Considerazioni analoghe valgono per la riunione della Bce che ha aumentato il proprio tasso di rifinanziamento dello 0,5, al 3 per cento. Il linguaggio del comunicato della Bce è marcatamente più restrittivo di quello della Fed, riaffermando che l’obiettivo di inflazione è incondizionato (si reitera “we stay the course”) pur riconoscendo che il rallentamento dell’inflazione è in atto, l’impatto diretto del caro energia esaurito (anche se rimane l’effetto secondario sugli input dei beni), e l’economia in rallentamento, ma senza rischio recessione.

Pertanto la Bce ha già annunciato che a marzo ci sarà un altro aumento dello 0,5, e non si escludono esplicitamente ulteriori rialzi, a seconda dei dati; e a marzo avvierà anche il quantitative tightening, anche se parziale.

Contraddizioni

Ma la conferenza stampa della presidente Lagarde ha mostrato tutto il deficit di credibilità della Bce. Più domande hanno ribadito l’incoerenza di aver annunciato già adesso che ci sarà sicuramente un aumento a marzo dello 0,5 (al 3,5 per cento) anche se la Bce aveva esplicitamente deciso di abbandonare la forward guidance, e al tempo stesso si dichiara che la politica rimane data dependent.

In altre parole, se i dati dei prossimi mesi mostreranno un’inflazione in netto calo e un aumento del rischio di recessione, la Bce manterrà comunque a marzo il proprio impegno incondizionato di aumentare dello 0,5? O il rialzo sarà dimezzato, o non ci sarà rialzo?

Un’ovvia contraddizione che Lagarde non ha saputo spiegare, come non ha chiarito a quali dati la Bce guarderà per decidere, quale è il livello neutrale dei tassi, ovvero quello compatibile con l’inflazione al 2 per cento, o cosa deciderà se l’inflazione scenderà più rapidamente del previsto: rischierà la recessione?

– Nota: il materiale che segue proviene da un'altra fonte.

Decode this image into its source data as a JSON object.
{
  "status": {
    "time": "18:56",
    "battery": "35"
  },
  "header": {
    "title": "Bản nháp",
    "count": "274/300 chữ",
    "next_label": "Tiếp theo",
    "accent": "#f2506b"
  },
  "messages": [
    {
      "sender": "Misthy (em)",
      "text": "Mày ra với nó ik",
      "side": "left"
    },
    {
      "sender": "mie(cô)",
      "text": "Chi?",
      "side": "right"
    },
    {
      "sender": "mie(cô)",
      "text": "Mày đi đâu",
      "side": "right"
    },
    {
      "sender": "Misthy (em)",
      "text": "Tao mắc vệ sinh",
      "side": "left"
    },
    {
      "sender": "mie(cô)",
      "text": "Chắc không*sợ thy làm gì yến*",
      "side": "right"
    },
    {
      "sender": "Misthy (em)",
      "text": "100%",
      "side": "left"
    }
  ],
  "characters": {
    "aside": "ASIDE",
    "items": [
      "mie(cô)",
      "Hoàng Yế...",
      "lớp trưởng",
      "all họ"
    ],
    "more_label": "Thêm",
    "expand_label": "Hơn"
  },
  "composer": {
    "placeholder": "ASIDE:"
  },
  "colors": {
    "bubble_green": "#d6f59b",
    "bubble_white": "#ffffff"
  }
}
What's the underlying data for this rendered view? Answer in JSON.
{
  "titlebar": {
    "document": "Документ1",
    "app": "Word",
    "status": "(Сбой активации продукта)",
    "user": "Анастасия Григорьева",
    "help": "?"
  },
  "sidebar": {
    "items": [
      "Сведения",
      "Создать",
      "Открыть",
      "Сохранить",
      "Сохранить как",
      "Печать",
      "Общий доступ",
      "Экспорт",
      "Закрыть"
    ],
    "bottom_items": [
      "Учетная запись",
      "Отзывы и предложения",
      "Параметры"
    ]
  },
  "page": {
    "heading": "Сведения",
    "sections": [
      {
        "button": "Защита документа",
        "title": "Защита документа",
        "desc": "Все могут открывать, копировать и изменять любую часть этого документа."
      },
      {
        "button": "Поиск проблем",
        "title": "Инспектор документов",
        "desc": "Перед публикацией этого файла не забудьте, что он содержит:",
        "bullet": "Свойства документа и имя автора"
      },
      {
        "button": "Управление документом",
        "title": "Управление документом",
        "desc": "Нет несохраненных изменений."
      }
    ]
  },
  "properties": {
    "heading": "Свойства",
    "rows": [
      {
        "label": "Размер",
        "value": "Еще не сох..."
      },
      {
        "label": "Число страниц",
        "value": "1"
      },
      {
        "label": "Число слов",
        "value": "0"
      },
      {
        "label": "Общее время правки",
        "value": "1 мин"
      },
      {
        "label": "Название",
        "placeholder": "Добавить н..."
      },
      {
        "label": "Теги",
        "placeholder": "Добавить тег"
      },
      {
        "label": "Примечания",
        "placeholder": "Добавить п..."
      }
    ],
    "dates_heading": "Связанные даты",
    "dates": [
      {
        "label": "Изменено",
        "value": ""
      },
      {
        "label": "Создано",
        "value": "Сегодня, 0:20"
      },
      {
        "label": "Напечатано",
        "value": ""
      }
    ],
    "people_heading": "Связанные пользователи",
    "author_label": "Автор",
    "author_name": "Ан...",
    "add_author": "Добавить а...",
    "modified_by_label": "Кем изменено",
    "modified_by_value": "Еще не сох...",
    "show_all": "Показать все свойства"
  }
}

Come la Fed, il messaggio “falco” della Bce è risultato poco credibile: così mentre la Lagarde preannunciava un aumento al 3,5 per marzo, e il mantenimento a lungo di una politica rigorosa, il rendimento a due anni sui titoli tedeschi che dovrebbe riflettere la politica della Bce nel prossimo futuro, crollava da 2,7 per cento a un minimo di 2,4.

Senza credibilità

Anche in Europa, dunque, aspettative tra banca centrale e mercati divergono: gli investitori credono che l’inflazione scenderà più rapidamente del previsto, che la politica restrittiva durerà troppo a lungo con effetti recessivi, e che quindi la Bce, smentendosi, dovrà tagliare i tassi prima del previsto; o non li aumenterà come dice di voler fare. Come si è visto, una divergenza potenzialmente fonte di crisi finanziarie con un costo reale per tutti.

La credibilità delle banche centrali ci ha dato trent’anni di stabilità dei prezzi. Quanto sta succedendo dimostra che questa credibilità è in gran parte perduta. Il Covid, una guerra in Europa, la crisi energetica, e la chiusura per tre anni della Cina sono shock inediti.

Si è creduto di poterli affrontare prevalentemente con la politica monetaria e strumenti altrettanto inediti, come i tassi negativi o i massicci acquisti di titoli, entrando in un territorio sconosciuto. Risultato: un’inflazione imprevista, da cui non si sa come e quando si uscirà. E la conseguente perdita di una credibilità, che ancora non si sa come poter recuperare o con cosa sostituirla per stabilizzare le aspettative.